This repository contains code and resources for my personal learning project, inspired by and following the tutorial titled "Let's build GPT: from scratch, in code, spelled out." The tutorial is conducted by Andrej Karpathy and is available on YouTube.
Nano-GPT is a learning project where I explore the intricacies of building a GPT (Generative Pretrained Transformer) model from scratch. The primary objective is to gain a deeper understanding of the underlying concepts and mechanisms of GPT models.
The tutorial I am following can be found here: Let's build GPT: from scratch, in code, spelled out.
Through this project, I aim to achieve the following learning outcomes:
- Understanding the architecture of GPT models.
- Implementing the model in Python.
- Grasping the training and fine-tuning processes of language models.
- Distibutive training and fine-tuning
This repository contains code, notes, and other relevant resources related to the Nano-GPT project.

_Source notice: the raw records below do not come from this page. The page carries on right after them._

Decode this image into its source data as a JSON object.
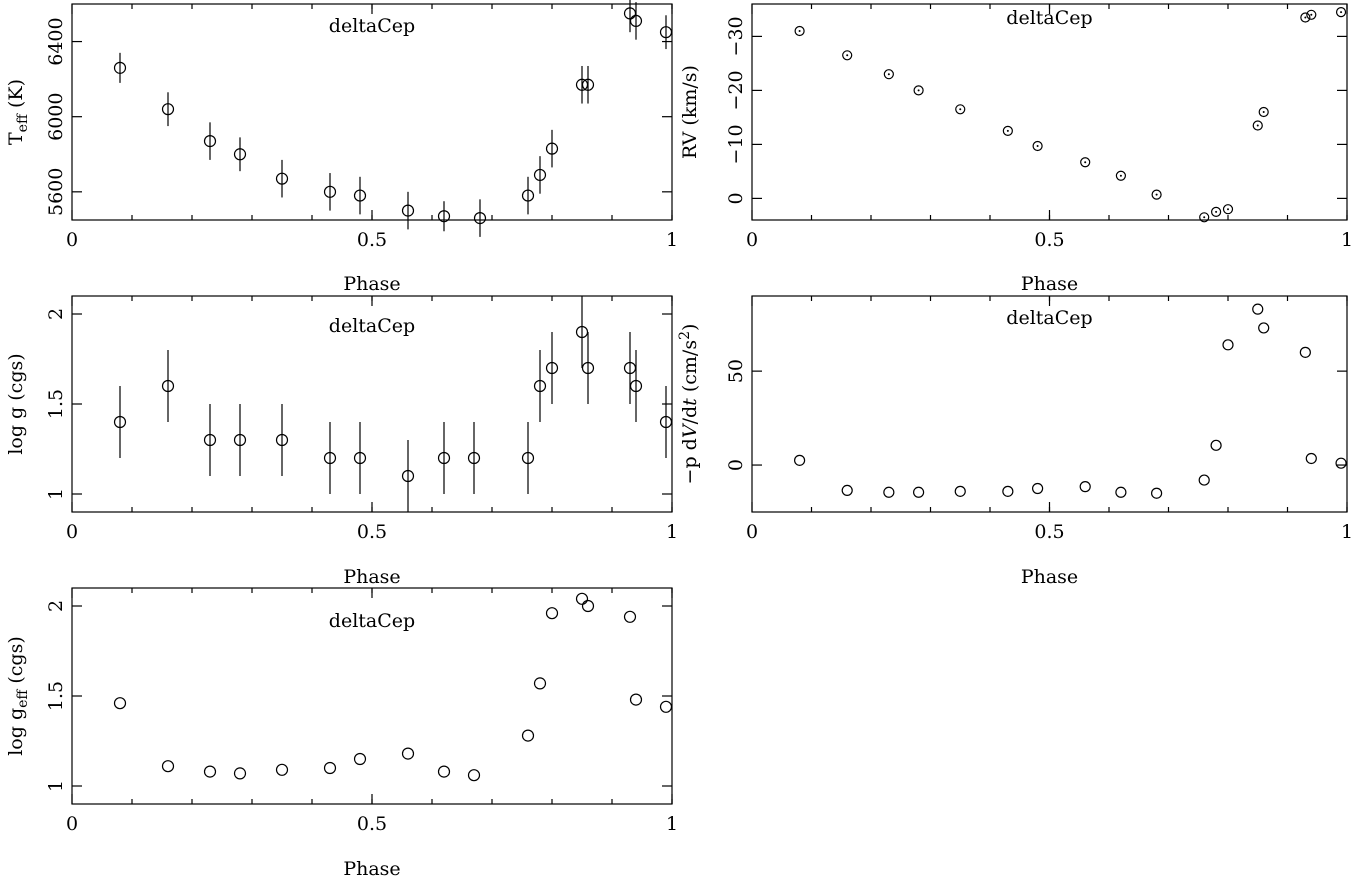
{
  "chart_data": [
    {
      "type": "scatter",
      "title": "deltaCep",
      "xlabel": "Phase",
      "ylabel_parts": [
        "T",
        "eff",
        " (K)"
      ],
      "xlim": [
        0,
        1
      ],
      "ylim": [
        5450,
        6600
      ],
      "xticks": [
        0,
        0.5,
        1
      ],
      "xtick_labels": [
        "0",
        "0.5",
        "1"
      ],
      "yticks": [
        5600,
        6000,
        6400
      ],
      "ytick_labels": [
        "5600",
        "6000",
        "6400"
      ],
      "points": [
        {
          "x": 0.08,
          "y": 6260,
          "err": 80
        },
        {
          "x": 0.16,
          "y": 6040,
          "err": 90
        },
        {
          "x": 0.23,
          "y": 5870,
          "err": 100
        },
        {
          "x": 0.28,
          "y": 5800,
          "err": 90
        },
        {
          "x": 0.35,
          "y": 5670,
          "err": 100
        },
        {
          "x": 0.43,
          "y": 5600,
          "err": 100
        },
        {
          "x": 0.48,
          "y": 5580,
          "err": 100
        },
        {
          "x": 0.56,
          "y": 5500,
          "err": 100
        },
        {
          "x": 0.62,
          "y": 5470,
          "err": 80
        },
        {
          "x": 0.68,
          "y": 5460,
          "err": 100
        },
        {
          "x": 0.76,
          "y": 5580,
          "err": 100
        },
        {
          "x": 0.78,
          "y": 5690,
          "err": 100
        },
        {
          "x": 0.8,
          "y": 5830,
          "err": 100
        },
        {
          "x": 0.85,
          "y": 6170,
          "err": 100
        },
        {
          "x": 0.86,
          "y": 6170,
          "err": 100
        },
        {
          "x": 0.93,
          "y": 6550,
          "err": 100
        },
        {
          "x": 0.94,
          "y": 6510,
          "err": 100
        },
        {
          "x": 0.99,
          "y": 6450,
          "err": 90
        }
      ]
    },
    {
      "type": "scatter",
      "title": "deltaCep",
      "xlabel": "Phase",
      "ylabel": "RV (km/s)",
      "xlim": [
        0,
        1
      ],
      "ylim": [
        4,
        -36
      ],
      "xticks": [
        0,
        0.5,
        1
      ],
      "xtick_labels": [
        "0",
        "0.5",
        "1"
      ],
      "yticks": [
        0,
        -10,
        -20,
        -30
      ],
      "ytick_labels": [
        "0",
        "−10",
        "−20",
        "−30"
      ],
      "points": [
        {
          "x": 0.08,
          "y": -31
        },
        {
          "x": 0.16,
          "y": -26.5
        },
        {
          "x": 0.23,
          "y": -23
        },
        {
          "x": 0.28,
          "y": -20
        },
        {
          "x": 0.35,
          "y": -16.5
        },
        {
          "x": 0.43,
          "y": -12.5
        },
        {
          "x": 0.48,
          "y": -9.7
        },
        {
          "x": 0.56,
          "y": -6.7
        },
        {
          "x": 0.62,
          "y": -4.2
        },
        {
          "x": 0.68,
          "y": -0.7
        },
        {
          "x": 0.76,
          "y": 3.5
        },
        {
          "x": 0.78,
          "y": 2.5
        },
        {
          "x": 0.8,
          "y": 2.0
        },
        {
          "x": 0.85,
          "y": -13.5
        },
        {
          "x": 0.86,
          "y": -16
        },
        {
          "x": 0.93,
          "y": -33.5
        },
        {
          "x": 0.94,
          "y": -34
        },
        {
          "x": 0.99,
          "y": -34.5
        }
      ]
    },
    {
      "type": "scatter",
      "title": "deltaCep",
      "xlabel": "Phase",
      "ylabel": "log g (cgs)",
      "xlim": [
        0,
        1
      ],
      "ylim": [
        0.9,
        2.1
      ],
      "xticks": [
        0,
        0.5,
        1
      ],
      "xtick_labels": [
        "0",
        "0.5",
        "1"
      ],
      "yticks": [
        1,
        1.5,
        2
      ],
      "ytick_labels": [
        "1",
        "1.5",
        "2"
      ],
      "points": [
        {
          "x": 0.08,
          "y": 1.4,
          "err": 0.2
        },
        {
          "x": 0.16,
          "y": 1.6,
          "err": 0.2
        },
        {
          "x": 0.23,
          "y": 1.3,
          "err": 0.2
        },
        {
          "x": 0.28,
          "y": 1.3,
          "err": 0.2
        },
        {
          "x": 0.35,
          "y": 1.3,
          "err": 0.2
        },
        {
          "x": 0.43,
          "y": 1.2,
          "err": 0.2
        },
        {
          "x": 0.48,
          "y": 1.2,
          "err": 0.2
        },
        {
          "x": 0.56,
          "y": 1.1,
          "err": 0.2
        },
        {
          "x": 0.62,
          "y": 1.2,
          "err": 0.2
        },
        {
          "x": 0.67,
          "y": 1.2,
          "err": 0.2
        },
        {
          "x": 0.76,
          "y": 1.2,
          "err": 0.2
        },
        {
          "x": 0.78,
          "y": 1.6,
          "err": 0.2
        },
        {
          "x": 0.8,
          "y": 1.7,
          "err": 0.2
        },
        {
          "x": 0.85,
          "y": 1.9,
          "err": 0.2
        },
        {
          "x": 0.86,
          "y": 1.7,
          "err": 0.2
        },
        {
          "x": 0.93,
          "y": 1.7,
          "err": 0.2
        },
        {
          "x": 0.94,
          "y": 1.6,
          "err": 0.2
        },
        {
          "x": 0.99,
          "y": 1.4,
          "err": 0.2
        }
      ]
    },
    {
      "type": "scatter",
      "title": "deltaCep",
      "xlabel": "Phase",
      "ylabel_parts": [
        "−p d",
        "V",
        "/d",
        "t",
        " (cm/s",
        "2",
        ")"
      ],
      "xlim": [
        0,
        1
      ],
      "ylim": [
        -25,
        90
      ],
      "xticks": [
        0,
        0.5,
        1
      ],
      "xtick_labels": [
        "0",
        "0.5",
        "1"
      ],
      "yticks": [
        0,
        50
      ],
      "ytick_labels": [
        "0",
        "50"
      ],
      "points": [
        {
          "x": 0.08,
          "y": 2.5
        },
        {
          "x": 0.16,
          "y": -13.5
        },
        {
          "x": 0.23,
          "y": -14.5
        },
        {
          "x": 0.28,
          "y": -14.5
        },
        {
          "x": 0.35,
          "y": -14
        },
        {
          "x": 0.43,
          "y": -14
        },
        {
          "x": 0.48,
          "y": -12.5
        },
        {
          "x": 0.56,
          "y": -11.5
        },
        {
          "x": 0.62,
          "y": -14.5
        },
        {
          "x": 0.68,
          "y": -15
        },
        {
          "x": 0.76,
          "y": -8
        },
        {
          "x": 0.78,
          "y": 10.5
        },
        {
          "x": 0.8,
          "y": 64
        },
        {
          "x": 0.85,
          "y": 83
        },
        {
          "x": 0.86,
          "y": 73
        },
        {
          "x": 0.93,
          "y": 60
        },
        {
          "x": 0.94,
          "y": 3.5
        },
        {
          "x": 0.99,
          "y": 1
        }
      ]
    },
    {
      "type": "scatter",
      "title": "deltaCep",
      "xlabel": "Phase",
      "ylabel_parts": [
        "log g",
        "eff",
        " (cgs)"
      ],
      "xlim": [
        0,
        1
      ],
      "ylim": [
        0.9,
        2.1
      ],
      "xticks": [
        0,
        0.5,
        1
      ],
      "xtick_labels": [
        "0",
        "0.5",
        "1"
      ],
      "yticks": [
        1,
        1.5,
        2
      ],
      "ytick_labels": [
        "1",
        "1.5",
        "2"
      ],
      "points": [
        {
          "x": 0.08,
          "y": 1.46
        },
        {
          "x": 0.16,
          "y": 1.11
        },
        {
          "x": 0.23,
          "y": 1.08
        },
        {
          "x": 0.28,
          "y": 1.07
        },
        {
          "x": 0.35,
          "y": 1.09
        },
        {
          "x": 0.43,
          "y": 1.1
        },
        {
          "x": 0.48,
          "y": 1.15
        },
        {
          "x": 0.56,
          "y": 1.18
        },
        {
          "x": 0.62,
          "y": 1.08
        },
        {
          "x": 0.67,
          "y": 1.06
        },
        {
          "x": 0.76,
          "y": 1.28
        },
        {
          "x": 0.78,
          "y": 1.57
        },
        {
          "x": 0.8,
          "y": 1.96
        },
        {
          "x": 0.85,
          "y": 2.04
        },
        {
          "x": 0.86,
          "y": 2.0
        },
        {
          "x": 0.93,
          "y": 1.94
        },
        {
          "x": 0.94,
          "y": 1.48
        },
        {
          "x": 0.99,
          "y": 1.44
        }
      ]
    }
  ]
}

To get started:
- Clone the repository.
- Explore the code and accompanying documentation.
- Refer to the original tutorial for a comprehensive understanding. I am using GPUs with computation capability equivalent to Nvidia V100 with 16GB VRAM.
I made a slight modification, instead of guess the next letter I am using the gpt2 token. The training process can be viewed in the Tensorboard. A single GPU slurm files is also provided for uploading to HPC.
This is simply naive Shakespeare with distributed code added. The code in .slurm file now uses 2 nodes each with 4 GPU, you can adjust the number if you want
Special thanks to Andrej Karpathy for the insightful and detailed tutorial on GPT models.
This project is open-sourced under the MIT License. See the LICENSE file for more details.